Pada saat ini Jenderal Luan Shu menghadapi dilema antara menyerang atau menarik mundur pasukannya. Ia berdiskusi dengan sejumlah senior dan para penasihatnya. Mereka serentak menyarankan menyerang, dan hanya tiga bawahannya yang mengatakan menarik diri sembari mencari kesempatan lain. Setelah mempertimbangkan berbagai argumentasi mereka, akhirnya Jenderal Luan Shu mengambil keputusan untuk mundur.
Ketika ia ditanya, “Kenapa mengambil keputusan mundur?” Luan Shu mengatakan, “Hanya saran yang terbaik, dan paling logis yang mewakili ‘mayoritas’”. Ia lalu melanjutakan “Menyerang sekarang akan sangat berbahaya karena mereka sudah mengerahkan sejumlah besar pasukan dan dalam posisi siap tempur. Lagi pula misi kita adalah menyelamatkan Zheng.” Akhirnya Jenderal Luan Shu menarik mundur pasukannya. Sambil menunggu momentum yang tepat.
Ada ungkapan yang mengatakan:
Menunggu bertahun-tahun menemukan momentum yang tepat untuk merealisasikan suatu rencana (pembalasan) tidaklah terlambat. Setelah dua tahun berlalu dan pada suatu saat yang tepat, Luan Shu dengan pasukannya menyerang negara Cai dan berhasil menaklukkan negara itu.

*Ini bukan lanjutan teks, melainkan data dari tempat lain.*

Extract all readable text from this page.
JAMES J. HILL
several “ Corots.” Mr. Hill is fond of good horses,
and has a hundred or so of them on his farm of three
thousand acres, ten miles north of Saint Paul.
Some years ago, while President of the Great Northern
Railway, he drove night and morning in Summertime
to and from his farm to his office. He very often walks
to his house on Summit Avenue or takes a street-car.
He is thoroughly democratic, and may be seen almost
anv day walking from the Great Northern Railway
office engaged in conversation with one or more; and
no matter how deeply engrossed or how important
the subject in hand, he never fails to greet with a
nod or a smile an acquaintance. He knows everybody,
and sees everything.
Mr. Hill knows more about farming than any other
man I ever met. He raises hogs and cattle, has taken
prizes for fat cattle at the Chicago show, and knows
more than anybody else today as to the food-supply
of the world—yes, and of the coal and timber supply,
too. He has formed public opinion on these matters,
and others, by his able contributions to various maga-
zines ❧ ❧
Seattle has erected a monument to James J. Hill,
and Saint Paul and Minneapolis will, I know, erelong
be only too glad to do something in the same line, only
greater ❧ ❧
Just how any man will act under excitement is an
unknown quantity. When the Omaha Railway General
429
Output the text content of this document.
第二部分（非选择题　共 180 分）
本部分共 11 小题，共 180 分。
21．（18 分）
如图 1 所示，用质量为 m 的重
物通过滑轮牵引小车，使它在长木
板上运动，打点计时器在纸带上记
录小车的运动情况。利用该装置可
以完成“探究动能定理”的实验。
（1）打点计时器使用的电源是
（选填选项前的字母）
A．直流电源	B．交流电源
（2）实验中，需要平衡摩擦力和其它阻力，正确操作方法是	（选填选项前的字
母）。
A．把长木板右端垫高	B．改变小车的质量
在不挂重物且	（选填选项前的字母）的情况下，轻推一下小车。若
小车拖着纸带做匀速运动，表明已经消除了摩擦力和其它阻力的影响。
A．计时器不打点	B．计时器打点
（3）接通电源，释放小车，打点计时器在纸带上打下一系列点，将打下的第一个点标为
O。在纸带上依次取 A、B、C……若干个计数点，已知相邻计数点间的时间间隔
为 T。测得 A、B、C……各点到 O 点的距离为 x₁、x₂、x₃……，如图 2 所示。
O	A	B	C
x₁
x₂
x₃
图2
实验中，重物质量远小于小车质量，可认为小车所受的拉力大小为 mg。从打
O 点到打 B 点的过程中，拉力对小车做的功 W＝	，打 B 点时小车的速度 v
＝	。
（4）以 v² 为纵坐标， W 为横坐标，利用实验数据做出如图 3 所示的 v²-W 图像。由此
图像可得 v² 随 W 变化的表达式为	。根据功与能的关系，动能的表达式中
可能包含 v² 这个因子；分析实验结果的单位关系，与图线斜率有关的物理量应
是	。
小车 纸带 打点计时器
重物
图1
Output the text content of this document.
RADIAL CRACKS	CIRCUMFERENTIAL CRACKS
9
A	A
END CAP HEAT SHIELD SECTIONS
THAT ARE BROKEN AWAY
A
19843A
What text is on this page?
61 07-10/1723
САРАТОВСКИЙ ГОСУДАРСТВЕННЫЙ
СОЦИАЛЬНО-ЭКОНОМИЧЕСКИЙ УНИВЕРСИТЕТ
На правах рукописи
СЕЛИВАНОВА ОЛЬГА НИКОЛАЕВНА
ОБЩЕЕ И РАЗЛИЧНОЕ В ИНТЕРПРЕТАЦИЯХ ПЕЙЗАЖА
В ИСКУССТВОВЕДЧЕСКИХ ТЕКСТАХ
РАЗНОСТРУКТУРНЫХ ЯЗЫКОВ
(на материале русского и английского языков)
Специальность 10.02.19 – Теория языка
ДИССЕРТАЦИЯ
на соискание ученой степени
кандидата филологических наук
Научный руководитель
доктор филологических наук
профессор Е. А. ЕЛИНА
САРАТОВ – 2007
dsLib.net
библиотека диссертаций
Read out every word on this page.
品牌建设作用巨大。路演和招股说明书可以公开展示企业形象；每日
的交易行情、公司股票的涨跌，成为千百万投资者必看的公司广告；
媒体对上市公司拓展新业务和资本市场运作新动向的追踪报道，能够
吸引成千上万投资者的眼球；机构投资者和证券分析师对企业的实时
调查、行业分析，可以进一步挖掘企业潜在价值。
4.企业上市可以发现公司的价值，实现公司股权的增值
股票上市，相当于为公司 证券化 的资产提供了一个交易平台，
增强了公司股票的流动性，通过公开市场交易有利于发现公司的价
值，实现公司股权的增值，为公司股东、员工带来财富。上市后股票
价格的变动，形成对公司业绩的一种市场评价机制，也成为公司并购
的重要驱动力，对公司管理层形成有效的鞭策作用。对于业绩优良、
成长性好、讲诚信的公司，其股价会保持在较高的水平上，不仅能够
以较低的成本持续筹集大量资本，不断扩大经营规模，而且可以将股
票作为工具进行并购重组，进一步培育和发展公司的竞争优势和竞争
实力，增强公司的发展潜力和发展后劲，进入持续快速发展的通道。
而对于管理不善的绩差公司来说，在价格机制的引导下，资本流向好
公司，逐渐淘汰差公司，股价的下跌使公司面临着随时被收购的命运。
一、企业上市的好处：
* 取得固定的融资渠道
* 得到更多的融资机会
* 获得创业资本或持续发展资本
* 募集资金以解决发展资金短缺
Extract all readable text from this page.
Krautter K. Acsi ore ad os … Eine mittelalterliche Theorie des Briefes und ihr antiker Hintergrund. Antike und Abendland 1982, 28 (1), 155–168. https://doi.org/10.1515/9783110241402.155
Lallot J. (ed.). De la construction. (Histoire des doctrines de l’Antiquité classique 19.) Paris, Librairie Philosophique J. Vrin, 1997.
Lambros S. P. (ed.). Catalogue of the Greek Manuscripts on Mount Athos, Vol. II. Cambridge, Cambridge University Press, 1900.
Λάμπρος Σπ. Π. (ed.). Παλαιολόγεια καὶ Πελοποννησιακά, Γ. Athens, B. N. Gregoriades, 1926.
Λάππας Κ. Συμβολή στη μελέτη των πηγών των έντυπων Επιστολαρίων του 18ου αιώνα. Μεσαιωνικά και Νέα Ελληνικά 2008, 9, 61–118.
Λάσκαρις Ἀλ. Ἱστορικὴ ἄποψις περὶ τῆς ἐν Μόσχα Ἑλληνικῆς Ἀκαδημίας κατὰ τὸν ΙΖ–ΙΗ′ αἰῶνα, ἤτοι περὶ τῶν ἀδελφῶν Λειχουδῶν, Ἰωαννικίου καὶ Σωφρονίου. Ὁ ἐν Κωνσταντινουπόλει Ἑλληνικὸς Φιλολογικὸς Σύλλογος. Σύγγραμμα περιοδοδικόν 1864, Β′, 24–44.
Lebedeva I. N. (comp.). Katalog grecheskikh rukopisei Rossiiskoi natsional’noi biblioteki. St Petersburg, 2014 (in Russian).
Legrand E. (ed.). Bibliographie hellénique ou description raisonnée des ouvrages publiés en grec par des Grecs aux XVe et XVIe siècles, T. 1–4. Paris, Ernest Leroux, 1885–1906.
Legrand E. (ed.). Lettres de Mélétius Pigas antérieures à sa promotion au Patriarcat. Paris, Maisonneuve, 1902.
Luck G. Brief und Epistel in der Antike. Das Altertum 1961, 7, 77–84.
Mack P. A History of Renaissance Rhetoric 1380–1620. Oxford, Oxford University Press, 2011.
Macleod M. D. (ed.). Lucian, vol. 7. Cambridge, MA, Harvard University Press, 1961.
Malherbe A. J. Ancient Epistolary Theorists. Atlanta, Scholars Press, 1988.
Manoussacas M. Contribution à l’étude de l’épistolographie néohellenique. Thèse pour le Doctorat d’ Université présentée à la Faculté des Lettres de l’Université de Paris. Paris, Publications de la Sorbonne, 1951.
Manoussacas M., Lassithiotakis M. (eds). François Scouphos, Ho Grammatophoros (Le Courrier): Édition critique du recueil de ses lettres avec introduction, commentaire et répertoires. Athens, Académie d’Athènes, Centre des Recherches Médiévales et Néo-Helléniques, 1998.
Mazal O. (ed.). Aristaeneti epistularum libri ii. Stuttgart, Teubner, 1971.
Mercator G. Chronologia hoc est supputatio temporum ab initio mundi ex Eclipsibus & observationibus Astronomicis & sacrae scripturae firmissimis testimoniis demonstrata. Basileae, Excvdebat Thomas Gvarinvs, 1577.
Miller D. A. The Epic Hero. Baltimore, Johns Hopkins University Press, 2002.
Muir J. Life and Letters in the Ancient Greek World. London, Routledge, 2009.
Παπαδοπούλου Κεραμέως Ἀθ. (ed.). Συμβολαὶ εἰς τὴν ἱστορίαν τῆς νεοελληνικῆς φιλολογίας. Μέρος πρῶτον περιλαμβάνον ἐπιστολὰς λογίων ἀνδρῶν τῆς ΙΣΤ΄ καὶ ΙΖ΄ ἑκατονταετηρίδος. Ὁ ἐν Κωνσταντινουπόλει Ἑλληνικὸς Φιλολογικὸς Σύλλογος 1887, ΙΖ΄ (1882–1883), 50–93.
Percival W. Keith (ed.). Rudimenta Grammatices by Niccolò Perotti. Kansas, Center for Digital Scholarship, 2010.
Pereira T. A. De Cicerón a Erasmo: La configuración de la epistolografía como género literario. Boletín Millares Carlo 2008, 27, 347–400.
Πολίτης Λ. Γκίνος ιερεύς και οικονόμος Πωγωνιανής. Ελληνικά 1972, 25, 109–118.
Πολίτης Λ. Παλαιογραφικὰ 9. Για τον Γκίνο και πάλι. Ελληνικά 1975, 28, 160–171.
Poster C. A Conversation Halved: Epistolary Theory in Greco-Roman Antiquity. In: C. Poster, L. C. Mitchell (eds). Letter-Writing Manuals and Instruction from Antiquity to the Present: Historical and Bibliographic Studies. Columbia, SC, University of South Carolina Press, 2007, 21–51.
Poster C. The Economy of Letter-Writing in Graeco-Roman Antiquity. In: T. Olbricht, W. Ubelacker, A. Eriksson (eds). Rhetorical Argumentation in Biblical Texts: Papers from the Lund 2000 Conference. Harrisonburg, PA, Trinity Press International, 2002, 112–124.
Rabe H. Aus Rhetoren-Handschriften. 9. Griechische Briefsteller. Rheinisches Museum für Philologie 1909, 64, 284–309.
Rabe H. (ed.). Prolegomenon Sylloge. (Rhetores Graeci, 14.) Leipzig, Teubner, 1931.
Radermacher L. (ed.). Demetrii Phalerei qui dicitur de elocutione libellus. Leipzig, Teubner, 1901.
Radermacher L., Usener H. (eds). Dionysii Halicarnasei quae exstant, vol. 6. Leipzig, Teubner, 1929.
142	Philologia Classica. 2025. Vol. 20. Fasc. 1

Sebelum mengambil keputusan, seorang pemimpin seharusnya mendengar pendapat, saran, dan masukan dari para bawahannya. Kemudian dengan kemampuan, keyakinan dan pengalamannya, ia dituntut untuk bisa mengambil langkah terbaik yang seharusnya dilakukan. Ia tidak boleh terjebak dengan isu-isu yang berkembang yang kadang-kadang tidak memiliki relevansi dengan masalah yang dihadapi dan misi-misi yang diembannya yang bisa membuat organisasi yang dipimpinnya melenceng dari tujuan awal.
Terkadang seorang pemimpin harus berani melawan arus, melawan pendapat umum, atau kelompok-kelompok yang lain. Ketika terjadi krisis keuangan di Asia Tenggara, Mahatir Muhamad adalah salah satu contoh pemimpin yang berani mengambil keputusan untuk berjalan sendiri menghadapi krisis tanpa perlu menggunakan bantuan IMF seperti negara-negara lainnya.
Oleh sebab itu, ia harus tahu mana yang merupakan saran atau nasihat yang terbaik, logis, dan memberikan manfaat dengan resiko yang terkecil serta mana yang tidak. Dengan menganalisis masukan semua pihak, historis, kondisi riil, fakta di lapangan serta tujuan dan misi-misinya.
Dalam kisah diatas, Jenderal Luan Shu, mampu mengambil keputusan terbaik dan tidak terjebak dengan pemberi saran hanya karena dari suara atau kelompok mayoritas. Ingat! Usulan dari suara mayoritas tidak selamanya merupakan jawaban terbaik.
Setelah memutuskan langkah yang akan dilakukan, seorang pemimpin juga harus bisa menjelaskan, dan mendorong mereka yang kontra atau orang-orang yang tidak setuju (oposisi), agar menerima dan berpartisipasi dalam keputusan baru dengan sepenuh hati.